Om naast een betere technologische kwaliteit ook een betere eetkwaliteit te voorzien, is het omschakelen naar een ras met een hoger intramusculair vetgehalte een interessante piste. De nakomelingen van de Canadese Duroc scoorden aantoonbaar beter op zowel de technologische als de eetkwaliteit, maar hadden een aantoonbaar lagere karkaskwaliteit en bijgevolg lager financieel rendement. Binnen het huidige uitbetalingsschema is het dus niet interessant om over te schakelen naar een ras met hogere vleeskwaliteit. De lagere karkaskwaliteit wordt afgestraft in het slachthuis. Het afmesten van vleesvarkens van een Duroc-eindbeerlijn is wel interessant als je zelf meerwaarde kan creëren voor de betere vleeskwaliteit via een aangepast afzetkanaal (label of korte keten).

Helpt vroeger vaccineren?

Bij immunocastratie werd nagegaan wat het effect is van het verlengen van de tijdspanne tussen de tweede vaccinatie en slacht (8 vs. 6 vs. 4 weken) op de vleeskwaliteit. De hypothese was dat bij mannelijke dieren die vroeger gevaccineerd worden de teelbalfunctie vroeger stopt, wat vervolgens aanleiding zou geven tot een relatief hogere voederopname en een lager magervleespercentage. Door het negatieve verband tussen karkaskwaliteit en vleeskwaliteit, verwachtten we daarom een hoger intramusculair vetgehalte en waterhoudend vermogen bij de eerder gevaccineerde vleesvarkens.

Ondanks de langere periode waren de verschillen in vleeskwaliteitsparameters tussen de vaccinatietijdstippen klein.
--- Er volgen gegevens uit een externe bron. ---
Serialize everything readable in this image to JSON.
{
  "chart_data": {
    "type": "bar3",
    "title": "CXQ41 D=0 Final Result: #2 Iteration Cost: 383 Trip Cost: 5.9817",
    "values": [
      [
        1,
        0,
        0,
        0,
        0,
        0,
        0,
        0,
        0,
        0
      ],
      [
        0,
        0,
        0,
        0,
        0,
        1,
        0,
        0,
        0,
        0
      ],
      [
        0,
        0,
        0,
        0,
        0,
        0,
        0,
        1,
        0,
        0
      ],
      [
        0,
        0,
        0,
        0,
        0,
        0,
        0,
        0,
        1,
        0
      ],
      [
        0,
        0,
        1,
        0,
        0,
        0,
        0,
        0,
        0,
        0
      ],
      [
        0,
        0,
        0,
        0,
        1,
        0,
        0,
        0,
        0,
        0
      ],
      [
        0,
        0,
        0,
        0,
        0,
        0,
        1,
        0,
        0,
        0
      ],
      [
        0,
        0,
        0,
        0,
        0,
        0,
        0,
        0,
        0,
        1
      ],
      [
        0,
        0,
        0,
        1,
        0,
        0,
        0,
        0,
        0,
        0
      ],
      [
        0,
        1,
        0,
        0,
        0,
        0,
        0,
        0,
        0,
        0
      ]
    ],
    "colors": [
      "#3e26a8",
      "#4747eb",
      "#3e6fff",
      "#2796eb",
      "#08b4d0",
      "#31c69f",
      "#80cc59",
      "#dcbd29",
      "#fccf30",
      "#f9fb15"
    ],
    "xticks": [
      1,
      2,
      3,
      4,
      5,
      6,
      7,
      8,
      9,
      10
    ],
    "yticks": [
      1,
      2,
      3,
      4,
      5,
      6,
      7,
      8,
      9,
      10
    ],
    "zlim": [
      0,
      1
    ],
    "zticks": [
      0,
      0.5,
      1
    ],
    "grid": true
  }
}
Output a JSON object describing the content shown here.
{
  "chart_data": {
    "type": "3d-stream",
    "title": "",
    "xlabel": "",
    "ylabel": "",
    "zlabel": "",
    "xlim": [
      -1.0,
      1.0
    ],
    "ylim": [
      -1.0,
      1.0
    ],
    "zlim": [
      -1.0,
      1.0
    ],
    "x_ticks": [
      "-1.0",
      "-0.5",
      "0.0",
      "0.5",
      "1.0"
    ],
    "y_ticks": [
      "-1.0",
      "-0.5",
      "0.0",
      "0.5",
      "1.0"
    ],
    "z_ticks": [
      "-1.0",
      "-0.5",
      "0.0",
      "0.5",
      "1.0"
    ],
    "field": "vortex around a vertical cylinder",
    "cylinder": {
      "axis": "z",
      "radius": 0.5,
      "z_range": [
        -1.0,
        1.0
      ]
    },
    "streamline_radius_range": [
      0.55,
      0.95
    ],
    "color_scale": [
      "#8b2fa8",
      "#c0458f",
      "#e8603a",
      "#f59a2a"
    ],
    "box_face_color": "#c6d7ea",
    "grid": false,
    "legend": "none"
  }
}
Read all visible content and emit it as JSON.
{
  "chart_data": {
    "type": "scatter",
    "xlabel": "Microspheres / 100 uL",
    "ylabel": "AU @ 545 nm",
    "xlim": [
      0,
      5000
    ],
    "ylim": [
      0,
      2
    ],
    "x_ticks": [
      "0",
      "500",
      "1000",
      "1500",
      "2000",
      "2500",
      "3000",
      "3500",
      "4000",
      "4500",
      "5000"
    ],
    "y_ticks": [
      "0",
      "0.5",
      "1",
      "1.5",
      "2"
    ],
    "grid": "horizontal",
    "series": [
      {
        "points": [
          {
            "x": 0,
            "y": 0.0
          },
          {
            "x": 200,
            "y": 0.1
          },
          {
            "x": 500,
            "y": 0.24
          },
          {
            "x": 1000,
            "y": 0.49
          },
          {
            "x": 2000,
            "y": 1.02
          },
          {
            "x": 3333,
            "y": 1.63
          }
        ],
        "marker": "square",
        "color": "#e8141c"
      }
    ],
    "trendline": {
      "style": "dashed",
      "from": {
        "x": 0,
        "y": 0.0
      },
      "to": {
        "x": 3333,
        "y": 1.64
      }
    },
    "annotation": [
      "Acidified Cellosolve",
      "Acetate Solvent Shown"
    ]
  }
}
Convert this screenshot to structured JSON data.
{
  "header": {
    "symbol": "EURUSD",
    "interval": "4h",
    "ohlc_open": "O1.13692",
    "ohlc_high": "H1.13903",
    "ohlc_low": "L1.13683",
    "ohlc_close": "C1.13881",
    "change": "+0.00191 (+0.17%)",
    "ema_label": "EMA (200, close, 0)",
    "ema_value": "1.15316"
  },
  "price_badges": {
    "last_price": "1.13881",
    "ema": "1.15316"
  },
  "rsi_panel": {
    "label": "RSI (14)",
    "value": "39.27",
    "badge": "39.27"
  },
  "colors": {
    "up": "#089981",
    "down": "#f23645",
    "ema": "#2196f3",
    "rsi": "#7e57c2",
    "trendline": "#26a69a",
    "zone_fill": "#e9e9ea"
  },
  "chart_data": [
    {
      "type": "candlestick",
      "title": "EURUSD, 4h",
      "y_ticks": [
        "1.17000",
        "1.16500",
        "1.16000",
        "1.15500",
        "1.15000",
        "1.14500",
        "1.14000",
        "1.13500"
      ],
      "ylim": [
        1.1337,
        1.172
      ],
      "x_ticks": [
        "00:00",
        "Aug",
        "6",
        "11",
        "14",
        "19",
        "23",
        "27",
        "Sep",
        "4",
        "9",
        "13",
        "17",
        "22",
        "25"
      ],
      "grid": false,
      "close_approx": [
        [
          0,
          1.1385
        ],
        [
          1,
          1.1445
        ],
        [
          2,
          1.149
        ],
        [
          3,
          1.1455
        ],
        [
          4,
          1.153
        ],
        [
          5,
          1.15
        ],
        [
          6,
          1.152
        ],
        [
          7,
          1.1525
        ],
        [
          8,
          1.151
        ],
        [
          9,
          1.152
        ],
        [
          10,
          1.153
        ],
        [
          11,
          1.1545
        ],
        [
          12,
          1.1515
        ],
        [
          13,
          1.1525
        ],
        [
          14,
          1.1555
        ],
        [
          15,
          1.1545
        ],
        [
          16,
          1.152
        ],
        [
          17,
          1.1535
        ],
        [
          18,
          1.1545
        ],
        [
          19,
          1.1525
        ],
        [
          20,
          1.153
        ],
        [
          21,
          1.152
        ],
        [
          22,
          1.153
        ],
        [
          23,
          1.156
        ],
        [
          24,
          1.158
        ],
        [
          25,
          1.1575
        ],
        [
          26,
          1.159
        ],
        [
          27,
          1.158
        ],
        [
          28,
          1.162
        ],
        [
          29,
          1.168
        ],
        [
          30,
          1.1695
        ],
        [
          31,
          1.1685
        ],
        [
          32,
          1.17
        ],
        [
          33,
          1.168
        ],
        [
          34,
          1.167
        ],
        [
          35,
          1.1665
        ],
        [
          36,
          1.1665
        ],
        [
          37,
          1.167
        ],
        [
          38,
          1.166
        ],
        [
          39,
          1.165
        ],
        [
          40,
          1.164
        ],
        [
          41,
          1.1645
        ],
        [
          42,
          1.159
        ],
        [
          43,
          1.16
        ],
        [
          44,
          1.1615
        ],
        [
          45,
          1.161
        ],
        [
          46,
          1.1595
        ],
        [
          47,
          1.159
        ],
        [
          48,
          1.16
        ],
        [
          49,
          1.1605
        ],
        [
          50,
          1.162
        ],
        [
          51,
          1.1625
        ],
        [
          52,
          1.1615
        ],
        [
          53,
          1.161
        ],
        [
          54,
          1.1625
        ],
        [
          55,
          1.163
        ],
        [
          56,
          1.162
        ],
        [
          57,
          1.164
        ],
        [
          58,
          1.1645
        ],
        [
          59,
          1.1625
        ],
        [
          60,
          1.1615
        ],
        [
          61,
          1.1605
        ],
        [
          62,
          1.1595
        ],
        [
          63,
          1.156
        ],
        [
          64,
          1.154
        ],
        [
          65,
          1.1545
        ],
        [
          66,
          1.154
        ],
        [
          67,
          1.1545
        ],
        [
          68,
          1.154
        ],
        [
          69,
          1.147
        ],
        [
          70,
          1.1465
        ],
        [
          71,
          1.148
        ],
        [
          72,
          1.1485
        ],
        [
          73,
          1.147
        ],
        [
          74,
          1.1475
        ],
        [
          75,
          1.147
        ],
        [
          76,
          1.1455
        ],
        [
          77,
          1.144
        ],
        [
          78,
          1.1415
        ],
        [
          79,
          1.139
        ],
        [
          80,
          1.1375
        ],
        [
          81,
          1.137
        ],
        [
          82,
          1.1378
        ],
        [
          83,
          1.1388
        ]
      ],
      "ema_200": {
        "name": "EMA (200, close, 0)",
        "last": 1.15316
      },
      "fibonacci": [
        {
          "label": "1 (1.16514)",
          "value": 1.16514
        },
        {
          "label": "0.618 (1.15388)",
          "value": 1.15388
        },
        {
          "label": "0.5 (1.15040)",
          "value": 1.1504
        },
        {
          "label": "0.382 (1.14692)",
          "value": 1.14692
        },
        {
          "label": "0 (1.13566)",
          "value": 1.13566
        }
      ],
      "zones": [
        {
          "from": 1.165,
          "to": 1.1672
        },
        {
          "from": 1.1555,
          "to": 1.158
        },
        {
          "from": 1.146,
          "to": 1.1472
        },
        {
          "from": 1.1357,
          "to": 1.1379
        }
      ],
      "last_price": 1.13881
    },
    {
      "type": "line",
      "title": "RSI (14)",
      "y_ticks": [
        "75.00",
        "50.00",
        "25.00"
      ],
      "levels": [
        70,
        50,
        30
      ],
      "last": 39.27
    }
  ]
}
Zoals verwacht nam het mager vleespercentage af naarmate de tijd tussen vaccinatie en slacht toenam, wat resulteerde in een numerieke lagere opbrengst per dier. Het bleek aangewezen om de tweede vaccinatie uit te stellen tot 4 à 6 weken voor de slacht om de beste karkaskwaliteit en afwezigheid van berengeur te garanderen.

Andere bevindingen

Uit het onderzoek van Eline Kowalski bleek bovendien dat de vleeskwaliteitsmetingen van carré geen goede voorspeller zijn voor de kwaliteit van de (kook)ham. Afhankelijk van het doel, kunnen de metingen voor inschatting van vleeskwaliteit van het hele karkas het best worden uitgevoerd op verschillende spieren.

Daarnaast werd nagegaan in hoeverre instrumentele meetmethodes (pH, kleur, dripverlies...) de technologische (kookrendement van ham) en eetkwaliteit (sappigheid en malsheid) kunnen voorspellen. Hieruit bleek dat smaakpanels en kookrendementmetingen de meest waardevolle informatie over de voorkeuren van de consumenten en de technologische kwaliteit van de kookham geven. Deze zijn echter duur en tijdrovend. Instrumentele metingen blijven dus vooral interessant in vooronderzoek.